Cito il seguente aneddoto giusto per dare un segno dei tempi in cui viviamo.
L'altra sera mi trovavo a cena con degli amici: età media piuttosto altina, altrettanto per i redditi medi. Insomma si trattava di una tavolata fra persone tutto sommato benestanti (alcuni più di altri per la verità): le cosiddette persone "per bene".
Non so come è venuta fuori la questione, ma ad un certo punto si discuteva del panorama culturale contemporaneo. Personalmente affermavo che rispetto al Novecento, il nuovo secolo ancora non aveva prodotto qualcosa di realmente originale e caratteristico di questo nuovo secolo: in tutte le arti ancora si vive "di rendita" su quanto ha prodotto il novecento. Raccontavo inoltre che, quando vado in libreria, alla fin fine mi ritrovo a acquistare e poi leggere dei classici del passato: Joyce, Prust, i grandi scrittori russi e francesi, Kafka, Pessoa... Per non parlare poi degli scrittori italiani: in questo, affermavo, mi sembra che ci sia un certo deserto creativo.

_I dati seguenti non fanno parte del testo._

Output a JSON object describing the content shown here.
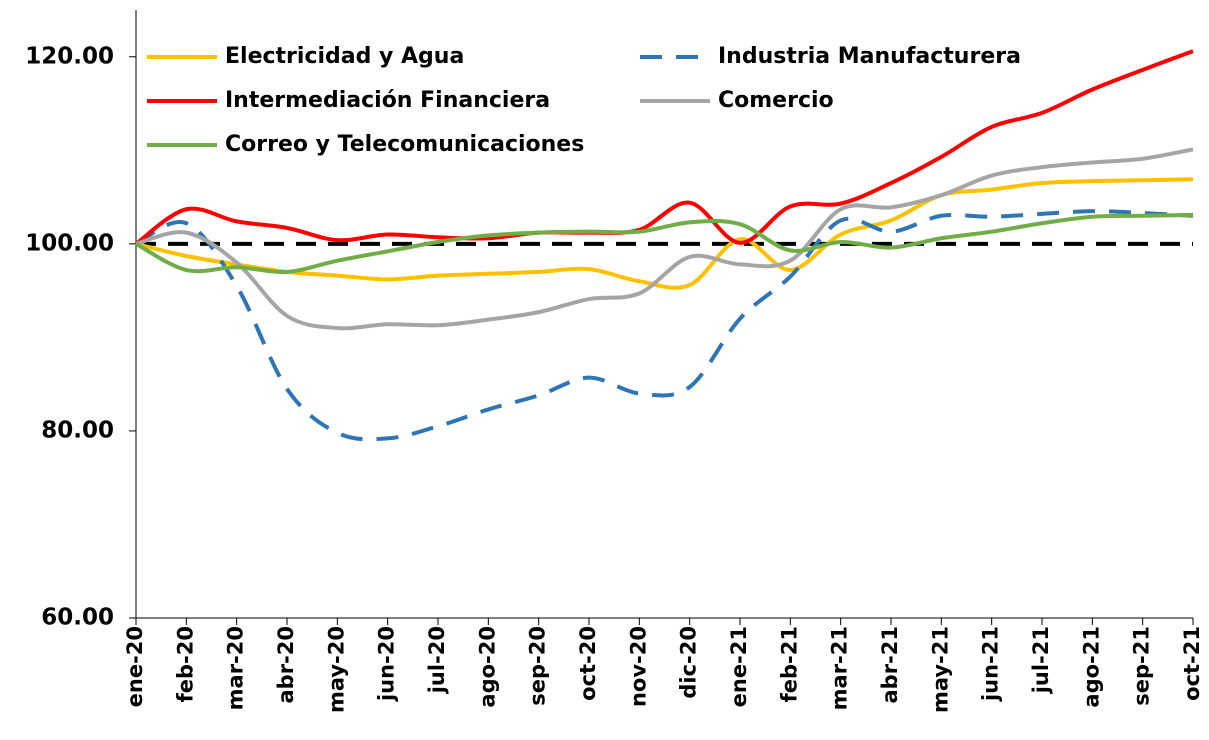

Lo stesso mi sembra che accada per la musica o per le arti visive: anche il cinema mi sembra che soffra di una certa crisi di idee. Insomma affermavo che, da un punto di vista di creazione artistica, il XXI di fatto non sia ancora iniziato.
Ad un certo punto, visto l'imbarazzo generale dato che la maggior parte dei presenti sembrava non aver mai nemmeno sentito nominare alcuno degli scrittori o degli artisti che stavo citando, un mio amico è sbottato dicendo con un tono molto serioso:
" Io l'ultimo libro che ho letto, un bel po' di tempo fa, è stata la Settimana Enigmistica e solo per leggere le barzellette!"
In pratica sosteneva che arte, cultura, letteratura, opere d'arte ed architettoniche varie, sono solo cavolate inutili: comprare un libro è una perdita di tempo e di denaro. Andare in Toscana e magari visitare gli Uffizi è una cosa da deficienti. Lui e la compagna, diceva, vanno solo nelle Spa, nei ristoranti di lusso o a vedere negozi e centri commerciali. Andare a visitare i Musei Vaticani è una gigantesca perdita di tempo. Avere interessi che non riguardano le macchine, gli orologi, i cellulari, i tablet, i vestiti, i viaggi nelle mete più gettonate dai Vip è da scemi. Studiare poi, non ne parliamo. Tutte cavolate. Bisogna imparare a stare al mondo cercando di cavarsela fra furbizie, inganni e fregature: altro che Cicerone, i logaritmi, Kant e Manzoni. Bisogna imparare a conoscere le persone che contano, non il Latino o la letteratura inglese.
Il problema è che questa visione era ampiamente condivisa da quasi tutti i presenti. Nessuno legge un libro da anni, nessuno ha visitato una mostra o un museo dai tempi delle gite scolastiche. Tutti fanno i turisti, ma nessuno viaggia: nel senso che non si raggiunge una meta (anche) per visitare il patrimonio culturale locale, ma solo per magnare, farsi massaggiare, fare il bagno in piscina o al mare. Molti sono stati a Parigi solo per andare ad Eurodisney...
Il problema è che la cultura (come accrescimento personale) non può essere ostentata e comunque non può essere comprata perchè richiede un certo impegno personale: è più semplice comprare ed ostentare un grosso SUV. Ecco allora che la propria ignoranza, intesa come disprezzo per la conoscenza e la cultura, è un qualcosa che può essere ostentato: diventa motivo di vanto anche perchè il "sapere" in Italia non premia. Anzi: il contrario.
Orgogliosi quindi di essere ignoranti.